Simpósio de medicina veterinária de desastres promove a qualificação profissional

Simpósio de medicina veterinária de desastres promove a qualificação profissional

Introdução

O I Simpósio Mineiro de Medicina Veterinária de Desastres, realizado nos dias 22 e 23 de novembro de 2019, em Belo Horizonte, teve como objetivo capacitar seus participantes nos aspectos teóricos e práticos, buscando compatibilizar a formação de profissionais da área e de estudantes interessados, com destaque para a abordagem do médico-veterinário nas áreas de resgate animal, medicina veterinária legal, clínica médica veterinária, gestão e medicina veterinária do coletivo.

No aspecto teórico, foram revistas as atribuições dos órgãos competentes que atuam em situações de calamidade, com descrição de sua função e da colaboração de cada um deles – Defesa Civil, Corpo de Bombeiros Militar de Minas Gerais (CBMMG), Conselho Regional de Medicina Veterinária (CRMV-MG), peritos criminais e médicos-veterinários especializados na atuação em situações de desastre.

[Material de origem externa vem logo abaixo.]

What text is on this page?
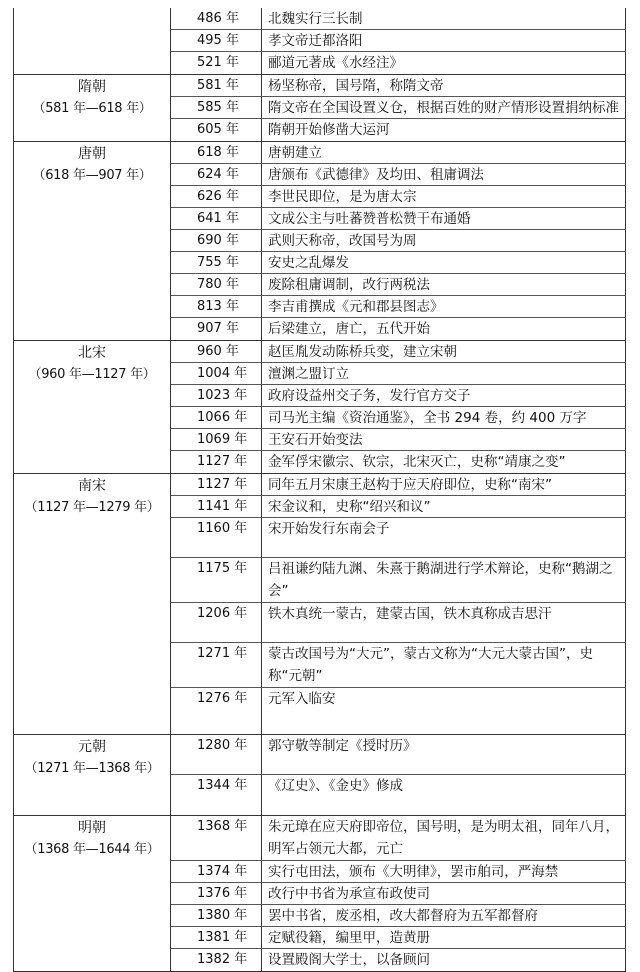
486 年	北魏实行三长制
495 年	孝文帝迁都洛阳
521 年	郦道元著成《水经注》
隋朝
（581 年—618 年）
581 年	杨坚称帝，国号隋，称隋文帝
585 年	隋文帝在全国设置义仓，根据百姓的财产情形设置捐纳标准
605 年	隋朝开始修凿大运河
唐朝
（618 年—907 年）
618 年	唐朝建立
624 年	唐颁布《武德律》及均田、租庸调法
626 年	李世民即位，是为唐太宗
641 年	文成公主与吐蕃赞普松赞干布通婚
690 年	武则天称帝，改国号为周
755 年	安史之乱爆发
780 年	废除租庸调制，改行两税法
813 年	李吉甫撰成《元和郡县图志》
907 年	后梁建立，唐亡，五代开始
北宋
（960 年—1127 年）
960 年	赵匡胤发动陈桥兵变，建立宋朝
1004 年	澶渊之盟订立
1023 年	政府设益州交子务，发行官方交子
1066 年	司马光主编《资治通鉴》，全书 294 卷，约 400 万字
1069 年	王安石开始变法
1127 年	金军俘宋徽宗、钦宗，北宋灭亡，史称“靖康之变”
南宋
（1127 年—1279 年）
1127 年	同年五月宋康王赵构于应天府即位，史称“南宋”
1141 年	宋金议和，史称“绍兴和议”
1160 年	宋开始发行东南会子
1175 年	吕祖谦约陆九渊、朱熹于鹅湖进行学术辩论，史称“鹅湖之会”
1206 年	铁木真统一蒙古，建蒙古国，铁木真称成吉思汗
1271 年	蒙古改国号为“大元”，蒙古文称为“大元大蒙古国”，史称“元朝”
1276 年	元军入临安
元朝
（1271 年—1368 年）
1280 年	郭守敬等制定《授时历》
1344 年	《辽史》、《金史》修成
明朝
（1368 年—1644 年）
1368 年	朱元璋在应天府即帝位，国号明，是为明太祖，同年八月，明军占领元大都，元亡
1374 年	实行屯田法，颁布《大明律》，罢市舶司，严海禁
1376 年	改行中书省为承宣布政使司
1380 年	罢中书省，废丞相，改大都督府为五军都督府
1381 年	定赋役籍，编里甲，造黄册
1382 年	设置殿阁大学士，以备顾问
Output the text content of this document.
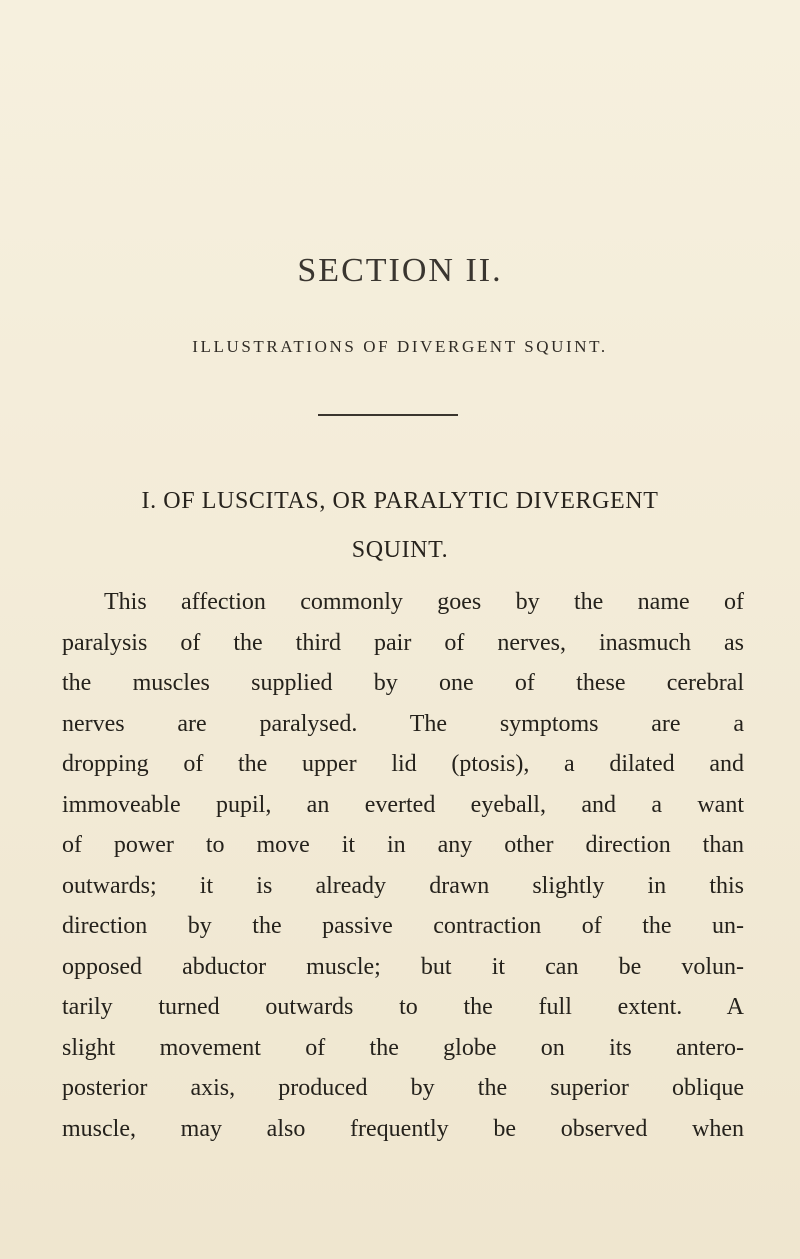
SECTION II.
ILLUSTRATIONS OF DIVERGENT SQUINT.
I. OF LUSCITAS, OR PARALYTIC DIVERGENT
SQUINT.
This affection commonly goes by the name of
paralysis of the third pair of nerves, inasmuch as
the muscles supplied by one of these cerebral
nerves are paralysed. The symptoms are a
dropping of the upper lid (ptosis), a dilated and
immoveable pupil, an everted eyeball, and a want
of power to move it in any other direction than
outwards; it is already drawn slightly in this
direction by the passive contraction of the un-
opposed abductor muscle; but it can be volun-
tarily turned outwards to the full extent. A
slight movement of the globe on its antero-
posterior axis, produced by the superior oblique
muscle, may also frequently be observed when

No aspecto prático, ofereceram-se várias simulações sobre as diversas funções e atuações envolvidas em eventos de catástrofes, com treinamento dos participantes.

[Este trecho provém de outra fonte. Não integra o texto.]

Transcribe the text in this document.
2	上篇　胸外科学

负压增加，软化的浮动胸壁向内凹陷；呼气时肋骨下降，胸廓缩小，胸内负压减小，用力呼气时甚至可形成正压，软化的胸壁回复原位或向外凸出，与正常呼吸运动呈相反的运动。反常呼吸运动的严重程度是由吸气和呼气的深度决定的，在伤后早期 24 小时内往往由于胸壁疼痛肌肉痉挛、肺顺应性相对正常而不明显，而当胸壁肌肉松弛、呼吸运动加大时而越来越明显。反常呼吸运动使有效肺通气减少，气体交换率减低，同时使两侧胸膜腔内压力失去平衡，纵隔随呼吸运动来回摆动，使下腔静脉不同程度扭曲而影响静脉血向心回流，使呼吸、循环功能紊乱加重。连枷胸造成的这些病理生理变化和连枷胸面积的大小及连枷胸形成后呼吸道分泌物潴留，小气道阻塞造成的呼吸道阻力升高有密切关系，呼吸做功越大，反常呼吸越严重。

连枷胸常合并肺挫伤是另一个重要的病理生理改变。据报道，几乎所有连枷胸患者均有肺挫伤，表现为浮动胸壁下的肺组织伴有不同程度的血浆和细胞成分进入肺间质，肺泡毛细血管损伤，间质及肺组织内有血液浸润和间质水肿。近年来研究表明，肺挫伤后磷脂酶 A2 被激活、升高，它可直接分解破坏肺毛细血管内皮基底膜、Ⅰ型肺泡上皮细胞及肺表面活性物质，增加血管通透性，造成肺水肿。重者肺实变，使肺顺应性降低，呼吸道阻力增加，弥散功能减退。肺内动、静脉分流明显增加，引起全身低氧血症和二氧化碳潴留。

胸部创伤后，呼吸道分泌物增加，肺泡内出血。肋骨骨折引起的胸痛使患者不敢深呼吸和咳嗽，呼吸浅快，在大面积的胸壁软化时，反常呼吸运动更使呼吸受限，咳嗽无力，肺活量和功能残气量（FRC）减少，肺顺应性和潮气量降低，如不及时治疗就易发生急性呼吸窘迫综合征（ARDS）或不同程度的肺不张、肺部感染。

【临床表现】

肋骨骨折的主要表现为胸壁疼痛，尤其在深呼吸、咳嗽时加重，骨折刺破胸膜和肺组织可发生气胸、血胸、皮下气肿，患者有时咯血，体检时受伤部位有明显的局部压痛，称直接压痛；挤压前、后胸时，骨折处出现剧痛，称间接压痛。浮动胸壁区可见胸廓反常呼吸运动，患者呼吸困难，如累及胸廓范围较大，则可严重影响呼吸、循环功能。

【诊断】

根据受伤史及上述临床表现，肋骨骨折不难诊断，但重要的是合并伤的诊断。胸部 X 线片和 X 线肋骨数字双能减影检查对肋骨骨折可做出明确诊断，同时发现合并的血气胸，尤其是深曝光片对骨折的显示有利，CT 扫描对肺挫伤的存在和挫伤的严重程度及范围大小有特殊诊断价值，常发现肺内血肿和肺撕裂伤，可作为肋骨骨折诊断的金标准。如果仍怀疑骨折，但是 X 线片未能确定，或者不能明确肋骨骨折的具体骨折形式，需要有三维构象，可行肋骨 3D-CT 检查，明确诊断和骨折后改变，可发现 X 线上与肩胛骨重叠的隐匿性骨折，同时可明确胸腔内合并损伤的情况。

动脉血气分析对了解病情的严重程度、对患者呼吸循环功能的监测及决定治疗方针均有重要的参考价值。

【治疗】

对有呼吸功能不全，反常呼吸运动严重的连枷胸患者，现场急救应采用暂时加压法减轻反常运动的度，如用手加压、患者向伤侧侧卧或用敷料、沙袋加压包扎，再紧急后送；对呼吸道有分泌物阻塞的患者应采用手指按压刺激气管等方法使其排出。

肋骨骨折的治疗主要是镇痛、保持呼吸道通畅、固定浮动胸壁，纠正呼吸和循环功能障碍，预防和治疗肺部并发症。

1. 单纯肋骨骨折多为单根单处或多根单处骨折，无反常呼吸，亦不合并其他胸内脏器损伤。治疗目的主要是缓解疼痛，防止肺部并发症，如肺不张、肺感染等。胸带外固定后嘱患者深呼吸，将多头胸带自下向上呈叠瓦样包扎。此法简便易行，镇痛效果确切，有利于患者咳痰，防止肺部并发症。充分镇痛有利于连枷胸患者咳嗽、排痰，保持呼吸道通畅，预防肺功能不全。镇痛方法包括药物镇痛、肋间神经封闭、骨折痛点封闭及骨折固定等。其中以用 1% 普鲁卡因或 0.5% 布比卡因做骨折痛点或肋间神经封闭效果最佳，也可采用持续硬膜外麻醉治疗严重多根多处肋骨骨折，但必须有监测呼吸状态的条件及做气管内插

O evento foi promovido pelo Centro Universitário de Belo Horizonte (UniBH) e pelo Grupo de Resgate a Animais em Desastres (Grad), em parceria com a Sociedade Mineira de Medicina Veterinária (SMMV). O I Simpósio de Desastres foi um marco importante na medicina veterinária de desastres no Brasil e deu contribuição fundamental para o aprimoramento de planos de contingência futuros e sua adaptação aos ambientes e necessidades.

A importância dos planos e recursos de contingência

Chamam-se de desastres de massa os acidentes coletivos com grande número de vítimas graves ou fatais. Na maioria das vezes, eles decorrem da forma de convivência dos seres humanos, levados a habitar áreas geográficas reduzidas e com alto índice de concentração demográfica. Um fator adicional é o avanço incontrolável das disponibilidades tecnológicas, com a criação do que se rotulou de “risco de proveito” ou “risco criado”, conhecido e avaliado, mas do qual ninguém abre mão, o que cria uma “tecnologia de catástrofe” ¹.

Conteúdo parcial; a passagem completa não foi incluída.